Néanmoins parmi les conceptions disparates, parfois pas très explicites, nous en soutenons une, élaborée par des intellectuels et des inspecteurs du travail, qui se veut un contrefort aux licenciements collectifs. Considérant que le salarié n’a pas à subir les aléas du capitalisme, la Sécurité Sociale Professionnelle dans cette version vise à maintenir le contrat de travail, la rémunération et le droits sociaux qui y sont associés lors de la période de chômage.

Ce moment serait à la charge du patronat et non de la société, ce qui est possible puisqu’il existe déjà l’AGS, interne au patronat, qui aide à la réinsertion des chômeurs.

– Puisque le chômeur est payé sans être au boulot, cette mesure sépare bien « production » et « rémunération. « 

– Puisque c’est le patronat qui prend en charge et non la société nous « changeons de paradigme » comme le soulignait une note Copernic de L.M Barnier. :: nous abandonnons la logique de solidarité au profit de celle de responsabilité. Au nom de tous les avantages de la société, dont profitent les entreprises comme les individus, (infrastructures, aides etc. .), celle ci doit désormais rendre compte de sa politique.

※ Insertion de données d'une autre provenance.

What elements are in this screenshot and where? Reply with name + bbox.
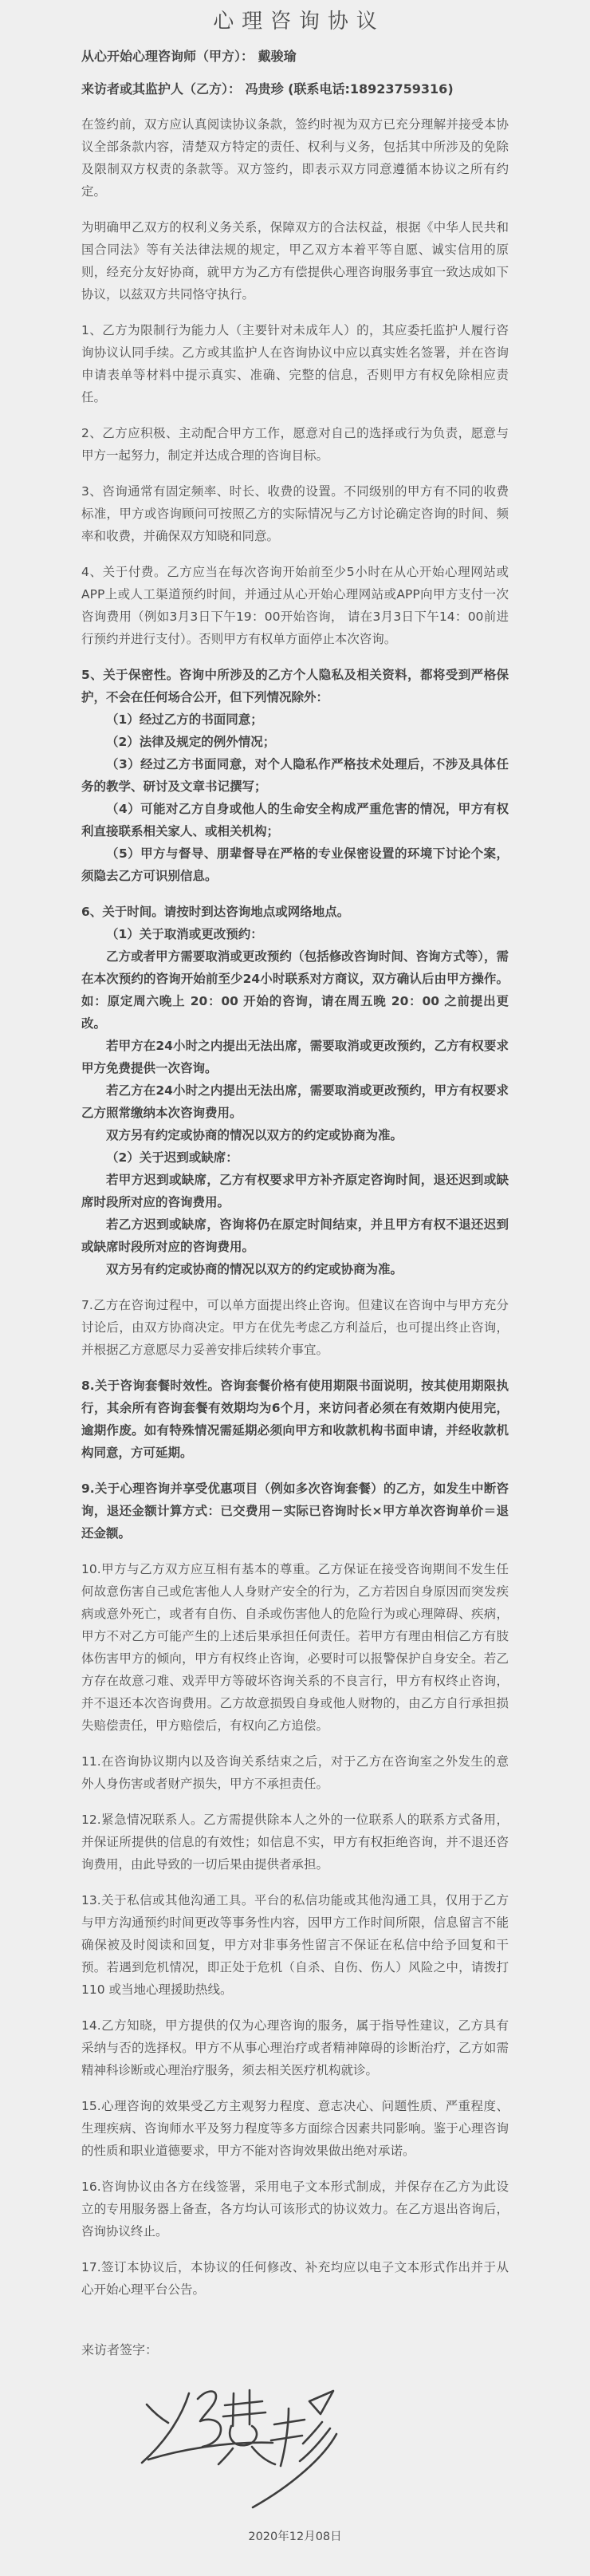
signature-ink-icon (132, 2376, 341, 2513)
clause-paragraph: 17.签订本协议后，本协议的任何修改、补充均应以电子文本形式作出并于从心开始心理… (81, 2256, 509, 2301)
clause-paragraph: 14.乙方知晓，甲方提供的仅为心理咨询的服务，属于指导性建议，乙方具有采纳与否的… (81, 2014, 509, 2081)
clause-paragraph: 13.关于私信或其他沟通工具。平台的私信功能或其他沟通工具，仅用于乙方与甲方沟通… (81, 1889, 509, 2001)
clause-paragraph: 3、咨询通常有固定频率、时长、收费的设置。不同级别的甲方有不同的收费标准，甲方或… (81, 480, 509, 547)
clause-paragraph: 12.紧急情况联系人。乙方需提供除本人之外的一位联系人的联系方式备用，并保证所提… (81, 1809, 509, 1876)
clause-paragraph: 在签约前，双方应认真阅读协议条款，签约时视为双方已充分理解并接受本协议全部条款内… (81, 113, 509, 203)
clause-paragraph: （2）关于迟到或缺席： (81, 1146, 509, 1169)
clause-paragraph: 15.心理咨询的效果受乙方主观努力程度、意志决心、问题性质、严重程度、生理疾病、… (81, 2095, 509, 2162)
clause-paragraph: 10.甲方与乙方双方应互相有基本的尊重。乙方保证在接受咨询期间不发生任何故意伤害… (81, 1558, 509, 1737)
clause-paragraph: 若乙方迟到或缺席，咨询将仍在原定时间结束，并且甲方有权不退还迟到或缺席时段所对应… (81, 1213, 509, 1258)
clause-paragraph: 双方另有约定或协商的情况以双方的约定或协商为准。 (81, 1258, 509, 1280)
clause-paragraph: 若甲方迟到或缺席，乙方有权要求甲方补齐原定咨询时间，退还迟到或缺席时段所对应的咨… (81, 1169, 509, 1213)
agreement-document: 心理咨询协议 从心开始心理咨询师（甲方）： 戴骏瑜 来访者或其监护人（乙方）： … (0, 0, 590, 2576)
clause-paragraph: （1）经过乙方的书面同意； (81, 708, 509, 731)
clause-paragraph: 11.在咨询协议期内以及咨询关系结束之后，对于乙方在咨询室之外发生的意外人身伤害… (81, 1750, 509, 1795)
page-title: 心理咨询协议 (81, 5, 509, 34)
party-b-line: 来访者或其监护人（乙方）： 冯贵珍 (联系电话:18923759316) (81, 79, 509, 100)
handwritten-signature (132, 2376, 341, 2513)
clause-paragraph: （4）可能对乙方自身或他人的生命安全构成严重危害的情况，甲方有权利直接联系相关家… (81, 798, 509, 842)
signature-label: 来访者签字： (81, 2339, 509, 2361)
clause-paragraph: 9.关于心理咨询并享受优惠项目（例如多次咨询套餐）的乙方，如发生中断咨询，退还金… (81, 1477, 509, 1544)
clause-paragraph: （3）经过乙方书面同意，对个人隐私作严格技术处理后，不涉及具体任务的教学、研讨及… (81, 753, 509, 798)
clause-paragraph: 乙方或者甲方需要取消或更改预约（包括修改咨询时间、咨询方式等），需在本次预约的咨… (81, 945, 509, 1035)
clause-paragraph: （5）甲方与督导、朋辈督导在严格的专业保密设置的环境下讨论个案，须隐去乙方可识别… (81, 842, 509, 887)
clause-paragraph: 8.关于咨询套餐时效性。咨询套餐价格有使用期限书面说明，按其使用期限执行，其余所… (81, 1375, 509, 1464)
agreement-clauses: 在签约前，双方应认真阅读协议条款，签约时视为双方已充分理解并接受本协议全部条款内… (81, 113, 509, 2301)
clause-paragraph: 7.乙方在咨询过程中，可以单方面提出终止咨询。但建议在咨询中与甲方充分讨论后，由… (81, 1294, 509, 1361)
clause-paragraph: 16.咨询协议由各方在线签署，采用电子文本形式制成，并保存在乙方为此设立的专用服… (81, 2176, 509, 2243)
clause-paragraph: （2）法律及规定的例外情况； (81, 731, 509, 753)
clause-paragraph: 双方另有约定或协商的情况以双方的约定或协商为准。 (81, 1124, 509, 1146)
clause-paragraph: 若甲方在24小时之内提出无法出席，需要取消或更改预约，乙方有权要求甲方免费提供一… (81, 1035, 509, 1079)
clause-paragraph: 1、乙方为限制行为能力人（主要针对未成年人）的，其应委托监护人履行咨询协议认同手… (81, 319, 509, 408)
clause-paragraph: 6、关于时间。请按时到达咨询地点或网络地点。 (81, 901, 509, 923)
clause-paragraph: 5、关于保密性。咨询中所涉及的乙方个人隐私及相关资料，都将受到严格保护，不会在任… (81, 664, 509, 708)
clause-paragraph: 若乙方在24小时之内提出无法出席，需要取消或更改预约，甲方有权要求乙方照常缴纳本… (81, 1079, 509, 1124)
clause-paragraph: 4、关于付费。乙方应当在每次咨询开始前至少5小时在从心开始心理网站或APP上或人… (81, 561, 509, 650)
signature-date: 2020年12月08日 (81, 2527, 509, 2544)
clause-paragraph: （1）关于取消或更改预约： (81, 923, 509, 945)
clause-paragraph: 为明确甲乙双方的权利义务关系，保障双方的合法权益，根据《中华人民共和国合同法》等… (81, 216, 509, 306)
party-a-line: 从心开始心理咨询师（甲方）： 戴骏瑜 (81, 46, 509, 67)
clause-paragraph: 2、乙方应积极、主动配合甲方工作，愿意对自己的选择或行为负责，愿意与甲方一起努力… (81, 422, 509, 467)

Cela change les perspectives du contrôle social qui jusqu’à présent pesait sur les seuls privés d’emplois.

C’est ainsi qu’une technique antifraude testée dans les CAF assimile les tentatives de fraude à de la subversion!

Le contrôle social, si nous nous emparions de cette revendication, s’exercerait aussi sur le patronat allégeant d’autant les pressions sur les chômeurs, « assistés et paresseux« .

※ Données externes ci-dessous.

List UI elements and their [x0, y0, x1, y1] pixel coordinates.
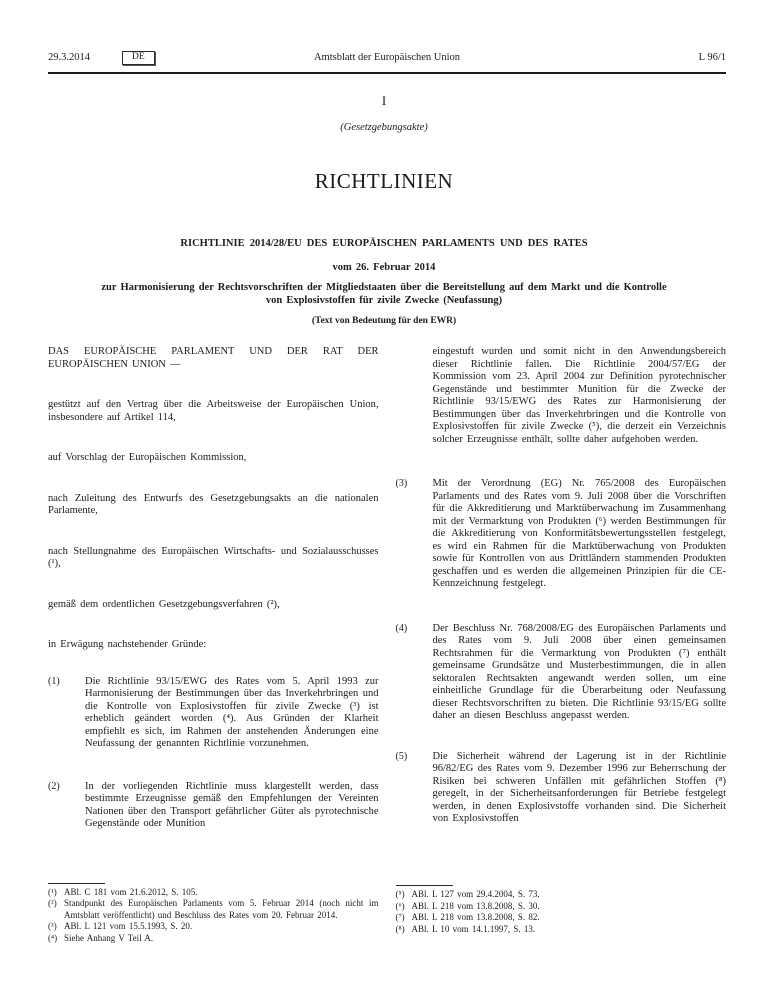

Pour ces rasons la Sécurité Sociale Professionnelle est une petite révolution:. Certains y voient un moyen d' »interdire les licenciements », d’autres simplement une remise en cause de la subordination  du travailleur à son patron, base du salariat.

Pour autant cette révolution est à élargir, sauf à rester dans un terrible paradoxe. Conçue comme une réponse aux licenciements, et particulièrement aux licenciements boursiers, la Sécurité Sociale  Professionnelle  maintient un lien originel entre production et rémunération. Il  faut avoir produit, avoir été salarié donc être rentré dans la conception traditionnelle du travail et de son prix pour pouvoir y échapper.  Les chômeurs de longue durée, les stagiaires, tous ceux qui ne rentrent pas dans le formatage des embauches (pas de capacité, pas d’autonomie, pas de sens de l’adaptation)  restent, dans cette optique, livrés à la pauvreté, évincés de la création de richesses reconnue par la société.

Pour sortir de cette injustice et de ce terrible paradoxe, il y a nécessité à pousser les feux et à travailler Sécurité Sociale Professionnelle et revenu.

Lors de l’Université des Alternatifs à Auch en 2006, pour beaucoup, intervenants extérieurs comme cessionnaires, il y avait continuum et non opposition entre les deux approches.

La plate forme revendicative des associations de chômeurs et précaires : « Pour une garantie de revenu et la continuité des droits » est une première tentative suffisamment aboutie pour obtenir le soutien de syndicats comme Solidaires ou la Confédération Paysanne

NB: les numéros 246 et 248 (13/10 et 1/12/2006) de « Rouge et Vert » donnent compte rendu des discussions de l’Université d’été de Auch (en 2006) sur ces questions.